Who won the election?
Across California, the answer is only partially clear. In Sonoma County and statewide, some races on the Nov. 6 ballot remain so close that the victor might not be known for weeks.
Here in Sonoma County, for instance, Measure U, a parcel tax in the Monte Rio fire district, has exactly two-thirds of the vote — the exact majority required for approval.
Some counties — though, unfortunately, not Sonoma County — will provide updates as they tally votes. All counties must certify their vote totals by Dec. 7, with the secretary of state announcing official results by Dec. 14. Those are the legal deadlines, but the public would be well served if votes are counted sooner. Just don’t sacrifice accuracy for the sake of speed.
Sonoma County has more than 66,000 ballots to count, including 57,500 mail-in ballots. Statewide, nearly 2.8 million mail-in ballots awaited processing on election night, along with more than 1.1 million provisional and other uncounted ballots.
California took an all-of-the-above approach to making this election convenient for voters. Most counties operated precinct-level polling places, while five counties —Madera, Napa, Nevada, Sacramento and San Mateo — mailed ballots to all voters and opened vote centers for several days, where people could update their registrations, vote in person or get replacement ballots.
Sonoma County mailed 202,000 ballots to voters. Fewer than half were returned in time to be counted on election night. Only about 36,000 voters went to the traditional polls.
Conducting elections is a complicated process, especially with California’s hybrid voting system. Fortunately, there is a new, overdue effort to ensure each mail-in ballot is counted.

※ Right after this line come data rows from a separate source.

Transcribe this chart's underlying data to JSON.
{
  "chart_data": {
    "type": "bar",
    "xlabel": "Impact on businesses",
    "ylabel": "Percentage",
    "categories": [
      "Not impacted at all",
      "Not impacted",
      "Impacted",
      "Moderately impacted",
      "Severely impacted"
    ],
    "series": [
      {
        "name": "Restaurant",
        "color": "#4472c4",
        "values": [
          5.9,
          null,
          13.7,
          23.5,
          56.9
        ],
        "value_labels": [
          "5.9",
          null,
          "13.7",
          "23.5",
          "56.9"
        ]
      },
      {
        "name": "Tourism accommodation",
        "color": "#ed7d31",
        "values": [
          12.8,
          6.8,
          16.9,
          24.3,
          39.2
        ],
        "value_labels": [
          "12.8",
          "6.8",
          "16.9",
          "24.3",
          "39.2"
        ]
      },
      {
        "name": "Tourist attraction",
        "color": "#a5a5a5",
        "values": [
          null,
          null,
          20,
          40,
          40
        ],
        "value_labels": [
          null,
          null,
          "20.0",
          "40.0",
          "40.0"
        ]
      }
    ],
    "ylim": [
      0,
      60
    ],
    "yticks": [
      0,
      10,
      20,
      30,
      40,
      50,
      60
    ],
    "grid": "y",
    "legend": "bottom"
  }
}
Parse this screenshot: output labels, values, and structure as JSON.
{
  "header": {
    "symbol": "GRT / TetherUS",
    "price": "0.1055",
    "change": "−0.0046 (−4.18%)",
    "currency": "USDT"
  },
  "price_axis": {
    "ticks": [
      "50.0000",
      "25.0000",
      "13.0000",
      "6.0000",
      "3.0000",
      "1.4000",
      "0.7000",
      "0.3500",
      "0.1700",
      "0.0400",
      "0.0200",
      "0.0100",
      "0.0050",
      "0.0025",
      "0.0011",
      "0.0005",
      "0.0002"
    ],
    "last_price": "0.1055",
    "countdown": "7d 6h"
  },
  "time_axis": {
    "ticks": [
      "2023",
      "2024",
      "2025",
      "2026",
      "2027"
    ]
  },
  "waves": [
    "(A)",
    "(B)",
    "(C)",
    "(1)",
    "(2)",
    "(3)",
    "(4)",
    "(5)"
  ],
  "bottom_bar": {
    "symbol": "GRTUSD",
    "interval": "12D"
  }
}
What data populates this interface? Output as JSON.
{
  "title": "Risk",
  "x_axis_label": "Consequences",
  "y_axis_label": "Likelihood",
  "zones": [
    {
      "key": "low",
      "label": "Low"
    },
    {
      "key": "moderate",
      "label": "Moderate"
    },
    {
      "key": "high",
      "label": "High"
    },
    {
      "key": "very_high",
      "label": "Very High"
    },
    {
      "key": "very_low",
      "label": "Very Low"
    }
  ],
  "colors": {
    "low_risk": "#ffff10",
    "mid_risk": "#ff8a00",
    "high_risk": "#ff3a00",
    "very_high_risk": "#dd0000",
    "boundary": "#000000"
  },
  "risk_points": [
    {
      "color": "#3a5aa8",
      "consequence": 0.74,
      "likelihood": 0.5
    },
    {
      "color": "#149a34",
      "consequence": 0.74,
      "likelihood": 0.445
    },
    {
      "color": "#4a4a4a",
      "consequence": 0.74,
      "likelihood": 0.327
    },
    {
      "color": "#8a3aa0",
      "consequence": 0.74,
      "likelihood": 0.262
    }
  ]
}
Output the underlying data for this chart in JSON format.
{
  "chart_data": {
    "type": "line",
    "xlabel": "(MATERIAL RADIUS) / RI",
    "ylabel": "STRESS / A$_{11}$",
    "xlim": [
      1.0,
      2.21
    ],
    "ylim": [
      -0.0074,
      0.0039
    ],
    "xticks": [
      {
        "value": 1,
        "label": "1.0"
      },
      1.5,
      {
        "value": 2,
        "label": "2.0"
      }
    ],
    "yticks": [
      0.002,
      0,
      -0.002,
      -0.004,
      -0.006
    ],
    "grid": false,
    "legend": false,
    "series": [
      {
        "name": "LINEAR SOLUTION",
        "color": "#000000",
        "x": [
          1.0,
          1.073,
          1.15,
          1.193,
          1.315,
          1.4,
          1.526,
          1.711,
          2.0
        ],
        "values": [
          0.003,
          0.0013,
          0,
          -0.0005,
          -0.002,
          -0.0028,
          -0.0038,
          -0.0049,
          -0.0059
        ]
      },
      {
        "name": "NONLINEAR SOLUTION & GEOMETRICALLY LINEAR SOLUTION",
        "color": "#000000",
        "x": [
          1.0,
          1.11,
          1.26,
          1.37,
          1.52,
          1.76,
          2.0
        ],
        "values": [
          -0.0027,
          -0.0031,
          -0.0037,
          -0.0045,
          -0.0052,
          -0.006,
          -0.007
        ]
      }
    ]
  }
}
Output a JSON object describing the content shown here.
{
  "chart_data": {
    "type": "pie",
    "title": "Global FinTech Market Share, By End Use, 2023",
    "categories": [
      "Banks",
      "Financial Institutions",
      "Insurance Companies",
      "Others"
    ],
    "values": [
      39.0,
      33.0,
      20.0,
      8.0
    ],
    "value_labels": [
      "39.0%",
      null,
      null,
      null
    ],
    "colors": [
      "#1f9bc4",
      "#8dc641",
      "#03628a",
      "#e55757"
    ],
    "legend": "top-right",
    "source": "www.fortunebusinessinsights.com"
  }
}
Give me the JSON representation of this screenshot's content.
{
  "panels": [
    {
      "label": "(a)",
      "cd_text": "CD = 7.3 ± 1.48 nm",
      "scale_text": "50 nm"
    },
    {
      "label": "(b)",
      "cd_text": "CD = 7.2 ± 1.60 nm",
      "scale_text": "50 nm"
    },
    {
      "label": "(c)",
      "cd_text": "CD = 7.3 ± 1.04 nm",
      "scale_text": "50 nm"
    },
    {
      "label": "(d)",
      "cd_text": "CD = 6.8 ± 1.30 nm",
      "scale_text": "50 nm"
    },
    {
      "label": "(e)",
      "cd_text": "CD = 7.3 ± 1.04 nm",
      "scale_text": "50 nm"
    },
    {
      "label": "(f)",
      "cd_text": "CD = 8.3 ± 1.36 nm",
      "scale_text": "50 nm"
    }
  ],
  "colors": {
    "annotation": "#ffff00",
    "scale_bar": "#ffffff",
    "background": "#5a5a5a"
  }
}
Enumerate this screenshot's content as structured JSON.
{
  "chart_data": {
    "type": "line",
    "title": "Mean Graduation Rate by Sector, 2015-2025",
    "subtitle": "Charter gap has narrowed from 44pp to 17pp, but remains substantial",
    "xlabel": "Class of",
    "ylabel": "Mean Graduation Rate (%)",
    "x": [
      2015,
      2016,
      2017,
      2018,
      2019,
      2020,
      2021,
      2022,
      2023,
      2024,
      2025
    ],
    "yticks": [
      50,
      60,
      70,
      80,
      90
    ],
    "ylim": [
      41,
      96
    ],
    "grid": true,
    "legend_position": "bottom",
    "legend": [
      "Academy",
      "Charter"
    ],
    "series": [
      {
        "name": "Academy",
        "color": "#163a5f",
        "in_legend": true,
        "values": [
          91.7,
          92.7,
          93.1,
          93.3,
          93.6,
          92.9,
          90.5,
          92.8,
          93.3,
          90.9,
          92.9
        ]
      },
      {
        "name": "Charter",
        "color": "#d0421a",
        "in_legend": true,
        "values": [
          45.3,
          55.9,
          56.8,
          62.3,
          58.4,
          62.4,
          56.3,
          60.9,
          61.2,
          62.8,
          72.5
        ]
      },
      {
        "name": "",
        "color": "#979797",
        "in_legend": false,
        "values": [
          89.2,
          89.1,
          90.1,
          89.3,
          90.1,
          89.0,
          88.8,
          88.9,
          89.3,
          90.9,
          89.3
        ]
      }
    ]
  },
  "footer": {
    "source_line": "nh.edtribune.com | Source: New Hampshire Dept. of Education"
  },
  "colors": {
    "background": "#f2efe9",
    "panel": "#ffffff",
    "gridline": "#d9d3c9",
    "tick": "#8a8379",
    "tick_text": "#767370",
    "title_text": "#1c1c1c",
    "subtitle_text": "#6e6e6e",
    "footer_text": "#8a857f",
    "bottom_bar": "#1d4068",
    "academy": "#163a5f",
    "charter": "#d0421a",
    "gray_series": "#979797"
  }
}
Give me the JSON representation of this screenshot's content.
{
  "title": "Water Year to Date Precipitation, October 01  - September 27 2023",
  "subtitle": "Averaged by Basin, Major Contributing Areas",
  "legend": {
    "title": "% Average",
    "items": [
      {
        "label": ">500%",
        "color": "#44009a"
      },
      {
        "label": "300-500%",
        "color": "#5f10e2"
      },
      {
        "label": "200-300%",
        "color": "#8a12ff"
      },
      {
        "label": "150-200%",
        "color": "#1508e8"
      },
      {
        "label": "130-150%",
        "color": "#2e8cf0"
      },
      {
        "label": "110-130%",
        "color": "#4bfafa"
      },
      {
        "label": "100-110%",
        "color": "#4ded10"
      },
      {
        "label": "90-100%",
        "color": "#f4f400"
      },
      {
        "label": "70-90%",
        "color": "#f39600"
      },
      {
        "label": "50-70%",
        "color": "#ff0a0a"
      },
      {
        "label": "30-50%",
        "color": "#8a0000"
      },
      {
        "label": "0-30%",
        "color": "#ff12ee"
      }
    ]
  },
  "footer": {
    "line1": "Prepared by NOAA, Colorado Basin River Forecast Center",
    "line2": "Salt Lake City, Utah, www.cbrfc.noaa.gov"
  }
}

Elections officials used to contact voters if a signature was missing on a submitted mail ballot, but they weren’t required to notify voters if the signatures was deemed invalid.
That inconsistency made no sense and wrongly took away voting rights, as Sonoma County resident Peter La Follette contended in a lawsuit filed after learning that his ballot had been rejected in 2016.
In the 2016 general election, discrepancies in voter signatures resulted in several hundred ballots being rejected in Sonoma County — and nearly 26,000 statewide, according to election officials. La Follette’s lawsuit contended the actual number was as high as 45,000.
Several states, including Washington, Oregon and Arizona, allow voters a chance to fix their signatures. Now California does, too.
A newly enacted law, sponsored by state Sen. Mike McGuire, D-Healdsburg, directs counties to notify mail voters if their signatures are questioned. Signatures may change over time, people forget to sign their name exactly as it is on their voter registration, or voters in the same household accidentally sign each other’s ballot.
If you took the time to vote, it behooves you to take another minute to verify that your vote was counted. Local voters can make sure that their ballots were received and processed at vote.sonoma-county.org.
Voting is the foundation of democracy, but it is a joint responsibility. Voters must show up to vote, which for mail voters includes correctly signing their ballots. And county election offices must count all ballots accurately and expeditiously.
California now ranks No. 3 among states for ease of voting, trailing Oregon, which has only vote by mail, and Colorado, which has a hybrid system. The only thing stopping us from rising to the top is official inertia.